According to our findings, some inflammatory cytokines of innate immunity (Additional file 1. Figure S1a, c, g) and two pro-inflammatory chemokines (Additional file 1. Figure S1b, f) are more represented in patients taking PI than those receiving INI.

There are several studies comparing the effects of specific antiretrovirals and antiretroviral combinations in ART-naïve individuals initiating their first ART regimen. In one recent ART initiation trial, INI appear to reduce inflammation to a greater degree than NNRTI; however, in the same study, it is not clear if there are beneficial effects on inflammation resulting from treatment with INI compared to PI or between PI and NNRTI [27].

It is plausible that INI may decrease inflammation and immune activation more than other antiretroviral classes, as INI may concentrate at higher levels in enterocytes [28], which is important because HIV infection results in massive depletion of immune cells within the gastro-intestinal tract and the resultant microbial translocation may be an important driver of immune activation in HIV. In line with this, we found that INI patients had a tendency to show a lower frequency of extreme cytokine levels when compared to the other groups.

However, in contrast with the above statement, our results show that the IFN-γ induced protein 10 (IP-10 or CXCL-10) and eotaxin (also known as C–C chemokine ligand 11, CCL1) are significantly lower in patients treated with NNRTI compared to those belonging to the other groups (Fig. 1e, d). This finding appears relevant especially for IP-10, considering that this mediator is known to be one of the first chemokines to increase following HIV infection [29] and it is involved in immune cell trafficking to inflammatory sites. In particular, the continued production of IFN-γ in the lymphoid organs is responsible for a prolonged increase in IP-10 during chronic HIV infection, even in patients taking ART. In fact, IP-10, by increasing the susceptibility of naive T CD4 + T lymphocytes to HIV infection, improves the production (constitution) of HIV reserves.
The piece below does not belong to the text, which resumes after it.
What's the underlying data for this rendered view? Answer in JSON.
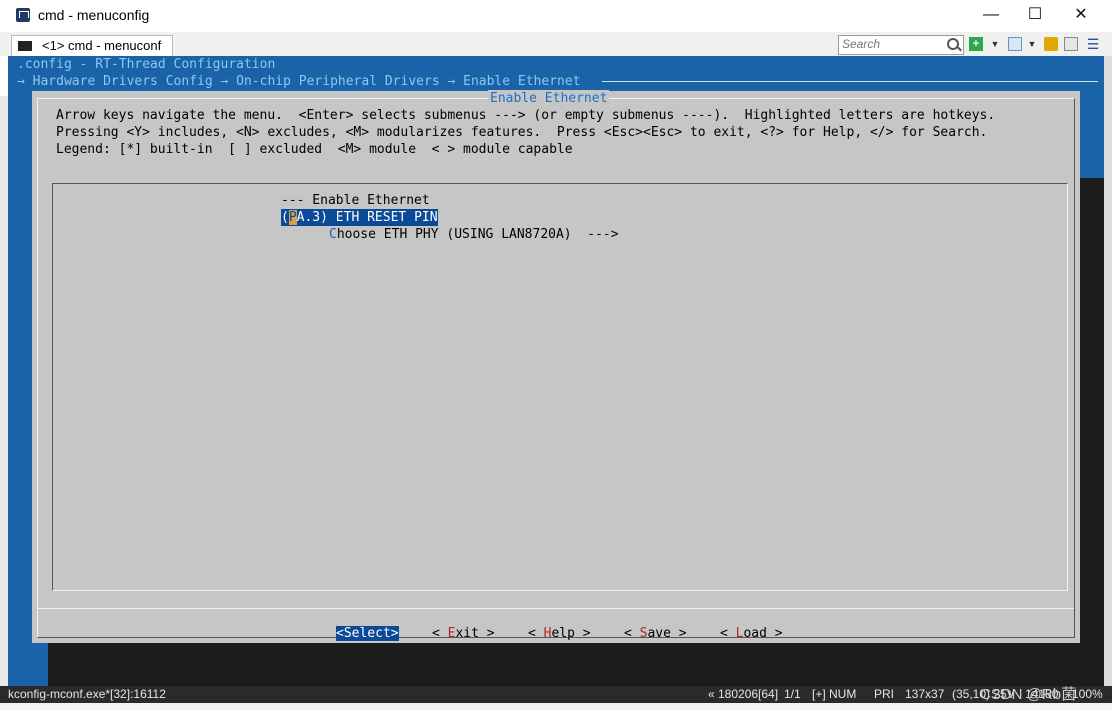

The present study is not without limitations, first of all with regard to the small sample size, followed by a cross sectional design and the lack of comparison of the immune mediators tested with other conventional inflammatory or procoagulant markers such as CRP and D-dimer respectively [30]. The lack of a complete set of biomarkers hamper an exhaustive evaluation of the cardiovascular risk and the real inflammatory profile among the three groups and represents the main limitation of the present study.
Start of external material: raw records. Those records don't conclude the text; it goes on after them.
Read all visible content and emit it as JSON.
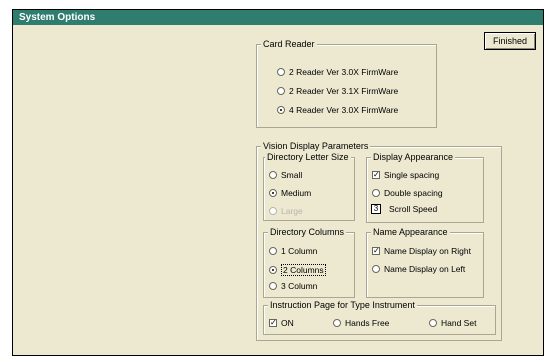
{
  "window": {
    "title": "System Options"
  },
  "finished_label": "Finished",
  "card_reader": {
    "label": "Card Reader",
    "options": [
      {
        "label": "2 Reader Ver 3.0X FirmWare",
        "selected": false
      },
      {
        "label": "2 Reader Ver 3.1X FirmWare",
        "selected": false
      },
      {
        "label": "4 Reader Ver 3.0X FirmWare",
        "selected": true
      }
    ]
  },
  "vision": {
    "label": "Vision Display Parameters",
    "letter_size": {
      "label": "Directory Letter Size",
      "options": [
        {
          "label": "Small",
          "selected": false
        },
        {
          "label": "Medium",
          "selected": true
        },
        {
          "label": "Large",
          "selected": false
        }
      ]
    },
    "appearance": {
      "label": "Display Appearance",
      "single": {
        "label": "Single spacing",
        "checked": true
      },
      "double": {
        "label": "Double spacing",
        "checked": false
      },
      "scroll_label": "Scroll Speed",
      "scroll_value": "3"
    },
    "columns": {
      "label": "Directory Columns",
      "options": [
        {
          "label": "1 Column",
          "selected": false
        },
        {
          "label": "2 Columns",
          "selected": true
        },
        {
          "label": "3 Column",
          "selected": false
        }
      ]
    },
    "name_appearance": {
      "label": "Name Appearance",
      "options": [
        {
          "label": "Name Display on Right",
          "selected": true
        },
        {
          "label": "Name Display on Left",
          "selected": false
        }
      ]
    },
    "instruction": {
      "label": "Instruction Page for Type Instrument",
      "options": [
        {
          "label": "ON",
          "selected": true
        },
        {
          "label": "Hands Free",
          "selected": false
        },
        {
          "label": "Hand Set",
          "selected": false
        }
      ]
    }
  }
}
However, although with limitations, our data seem to highlight the importance of how the choice of the third drug in an antiretroviral regimen can promote the imbalance of inflammation-related immune mediators. In particular, our results seem to discourage the administration of PI as a third drug in a virologically effective antiretroviral regimen, as its use is linked to the detection of higher levels of pro-inflammatory mediators than INI and NNRTI.

Further studies in larger cohorts are needed to confirm the results found, to compare it to conventional markers of inflammation, and to provide their usefulness as a significant clinical tool to help clinicians in choosing a “tailored” antiretroviral regimen.